Mrs. America follows the events and individuals involved in the struggle to ratify the Equal Rights Amendment in the 1970s. This means not only following the narrative of Gloria Steinem, Betty Friedan, and other feminists pushing to ratify the Equal Rights Amendment, but also those fighting against it. The first episode is dedicated to Phyllis Schlafly, known as one of the primary organizers fighting against the ratification of the Equal Rights Amendment, mobilizing housewives across the country in her organization STOP (Stop Taking Our Privilege). By exploring Schlafly and her supporters in such a deep, complex, way, the show brings light to deeper issues. By commencing the entire series with Phyllis, a woman who has run for congress, who is highly educated on national defense and politics, but is against the ratification of the Equal Rights Amendment, this series forces you to think about the sinister and underlying ways in which women are taught it is within their best interest to restrict their opportunities and separate themselves from men. One episode in, Phyllis, her housewife friends, and STOP are shown protesting at the capital with a voiceover of Gloria Steinem (played by Rose Byrne) stating: “ Men had finally found the best smokescreen for their chauvinism: women.” These women have been brainwashed to believe that if they don’t play the game, they will lose the love and protection of men. Throughout the series, you see the women of STOP constantly downplaying their accomplishments, living in inequitable marriages, and insisting that American women are the most privileged population on the planet. Phyllis Schlafly assists men with their campaigns, helps Goldwater with national defense policies, and blames secretaries for the sexual harassment they experience in the capitol. No matter how much Schlafly defends men, she is not fully invited into the fold.  Jill Ruckleshaus, a Republican woman member of the women’s caucus working to ratify the ERA, tells Schlafly, “you can prop yourself up on the shoulders of men, but remember they’re looking up your skirt.”
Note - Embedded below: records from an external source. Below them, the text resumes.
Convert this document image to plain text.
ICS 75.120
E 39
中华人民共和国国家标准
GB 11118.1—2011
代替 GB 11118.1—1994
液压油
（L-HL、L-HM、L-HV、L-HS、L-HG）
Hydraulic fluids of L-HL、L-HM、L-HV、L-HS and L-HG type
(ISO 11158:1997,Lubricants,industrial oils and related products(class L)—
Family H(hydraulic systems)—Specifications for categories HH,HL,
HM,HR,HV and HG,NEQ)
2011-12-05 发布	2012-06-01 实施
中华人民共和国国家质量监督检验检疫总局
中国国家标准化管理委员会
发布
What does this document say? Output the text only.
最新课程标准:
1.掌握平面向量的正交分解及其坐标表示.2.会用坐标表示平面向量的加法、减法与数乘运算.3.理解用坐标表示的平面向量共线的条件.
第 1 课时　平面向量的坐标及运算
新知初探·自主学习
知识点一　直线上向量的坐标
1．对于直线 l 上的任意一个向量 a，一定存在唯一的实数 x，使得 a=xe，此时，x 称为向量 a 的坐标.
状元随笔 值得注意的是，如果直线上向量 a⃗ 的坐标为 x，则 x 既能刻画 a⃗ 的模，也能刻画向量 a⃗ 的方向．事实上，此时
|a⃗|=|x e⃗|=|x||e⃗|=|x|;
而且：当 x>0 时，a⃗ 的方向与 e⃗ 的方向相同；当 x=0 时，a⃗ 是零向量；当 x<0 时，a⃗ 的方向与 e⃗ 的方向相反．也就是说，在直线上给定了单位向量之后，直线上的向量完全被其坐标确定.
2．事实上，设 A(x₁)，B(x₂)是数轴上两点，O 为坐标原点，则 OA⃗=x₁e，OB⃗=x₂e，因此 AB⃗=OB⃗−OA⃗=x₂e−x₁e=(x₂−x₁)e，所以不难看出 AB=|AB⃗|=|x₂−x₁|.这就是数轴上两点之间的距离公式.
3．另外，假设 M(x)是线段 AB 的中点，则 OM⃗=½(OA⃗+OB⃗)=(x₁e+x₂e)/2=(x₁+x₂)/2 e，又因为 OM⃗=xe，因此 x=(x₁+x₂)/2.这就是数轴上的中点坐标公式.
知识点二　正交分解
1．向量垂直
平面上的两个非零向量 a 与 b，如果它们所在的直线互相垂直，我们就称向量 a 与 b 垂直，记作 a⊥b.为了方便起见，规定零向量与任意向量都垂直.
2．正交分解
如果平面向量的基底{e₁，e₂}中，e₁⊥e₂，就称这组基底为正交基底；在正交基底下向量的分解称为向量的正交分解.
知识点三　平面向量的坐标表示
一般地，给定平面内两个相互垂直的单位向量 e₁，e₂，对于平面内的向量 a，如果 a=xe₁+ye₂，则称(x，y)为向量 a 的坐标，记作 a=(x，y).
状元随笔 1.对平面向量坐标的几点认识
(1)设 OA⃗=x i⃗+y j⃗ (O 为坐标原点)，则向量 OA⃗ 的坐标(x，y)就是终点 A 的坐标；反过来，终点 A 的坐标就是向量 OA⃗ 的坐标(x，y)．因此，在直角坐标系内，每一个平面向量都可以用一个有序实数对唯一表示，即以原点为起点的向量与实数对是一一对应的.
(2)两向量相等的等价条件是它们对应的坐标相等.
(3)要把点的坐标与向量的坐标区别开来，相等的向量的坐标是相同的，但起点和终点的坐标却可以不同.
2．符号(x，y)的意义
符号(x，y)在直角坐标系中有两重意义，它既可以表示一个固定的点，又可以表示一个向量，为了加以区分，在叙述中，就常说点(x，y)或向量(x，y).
Mrs America illustrates the ways in which false information prevailed in the interest of limiting women’s professional and political equality. STOP existed on the premise that the Equal Rights Amendment could eliminate the rights of housewives to alimony and child support and could even allow women to be drafted. However, there is no provision in the law that ensures alimony or child support for women. It becomes abundantly clear that women are unprotected under the law in a myriad of ways. After her divorce, Betty Freidan is unprotected legally from keeping the assets she acquired from the success of her book The Feminine Mystique. The secretaries sexually assaulted by congressman on Capitol Hill are unprotected. As I dove deeper into the women who belong to STOP/Eagle Forum/other organizations in the fight against ratifying the ERA, Schlafly and the other women and housewives advocating against their own legal equality don’t necessarily have a concern about protecting women. One of the women who Schlafly partners with before the National Women’s Convention in Houston is not only anti-choice and anti-ERA, but even expresses that she is against having shelters for “battered women.”

 I felt pity for Schlafly and the fellow women working against women’s rights throughout the show. They tried so hard to preserve what they thought of as the model American family, make sure their husbands and men in power kept their place as superior, and kept insisting that they were not “working women,” even though they were fundraising, traveling, and lobbying like any other politically active professional woman. These women put in so much effort to limit their opportunity, to offend other women, to support men, but I knew the men in their lives would never support or respect them as much in return. Schlafly spends her life educating herself on national defense, counseling powerful congressmen on their own defense knowledge, and in a scene where she is about to meet with multiple powerful politicians, they are laughing as they tell her that the best way to shut up a secretary is to “stick it in their mouth.”